The Five Cricketers of the Year have been chosen by the Wisden that represents a tradition that dates back to 1889, making this the oldest individual award in cricket. Excellence in, or influence on, the previous English summer are the major criteria for inclusion as a Cricketer of the Year. No one can be chosen more than once. And here are the winners of this year.
Kumar Sangakkara: In 2011, no one came close to matching the 2,267 runs Kumar Sangakkara scored in all international cricket.
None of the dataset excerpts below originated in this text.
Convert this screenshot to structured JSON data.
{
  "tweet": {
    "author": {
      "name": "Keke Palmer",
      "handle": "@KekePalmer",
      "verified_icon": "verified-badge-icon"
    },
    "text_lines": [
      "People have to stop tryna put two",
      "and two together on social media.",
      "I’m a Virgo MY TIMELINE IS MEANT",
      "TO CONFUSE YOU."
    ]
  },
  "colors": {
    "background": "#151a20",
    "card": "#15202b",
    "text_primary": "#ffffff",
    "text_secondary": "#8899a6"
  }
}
Overall, no one made more than Sangakkara's five hundreds or his 13 fifties and he now stands alone in topping 1,000 runs in both Tests and one-day internationals in a single year on three occasions. But Sangakkara had other virtues too. He had adaptability, scoring Test centuries in the damp of Southampton and the humidity of South Africa, and compiling a double-hundred in the stifling heat of Abu Dhabi. He showed leadership, captaining Sri Lanka to the World Cup final and taking over again for the Rose Bowl Test in England. For the first time since Wisden began naming a Leading Cricketer in the World in 2004, the recipient is also one of the Five Cricketers of the Year.
Tim Bresnan: He touched the heights of world-class all-rounder against India, hitting a powerful 90 to assert England's dominance at Trent Bridge, and taking 16 wickets at 16 apiece, including possibly the ball of the series to dismiss Rahul Dravid at Edgbaston.
Glen Chapple: Even at 37, Glen Chapple was the heart and soul of Lancashire's first outright County Championship win in 77 years, leading his side with verve to take 55 wickets at under 20 each, and bowling heroically through injury against Somerset on a memorable final day of the season.
Alastair Cook: The selection of Alastair Cook was a no-brainer. He compiled four international hundreds last summer, including 294 at Edgbaston - England's highest Test innings since 1990 - and reinvented himself as a one-day opener capable of scoring at all but a run a ball. When Cook took the field against Pakistan for the Second Test at Abu Dhabi in January, England fielded a complete XI of Wisden Cricketers of the Year for the first time since the 1958-59 Ashes.
Alan Richardson: Alan Richardson, the definitive unsung hero, almost singlehandedly saved Worcestershire from relegation, taking 73 Division One wickets with his relentless fast-medium and bowling more overs than anyone in the country bar Monty Panesar.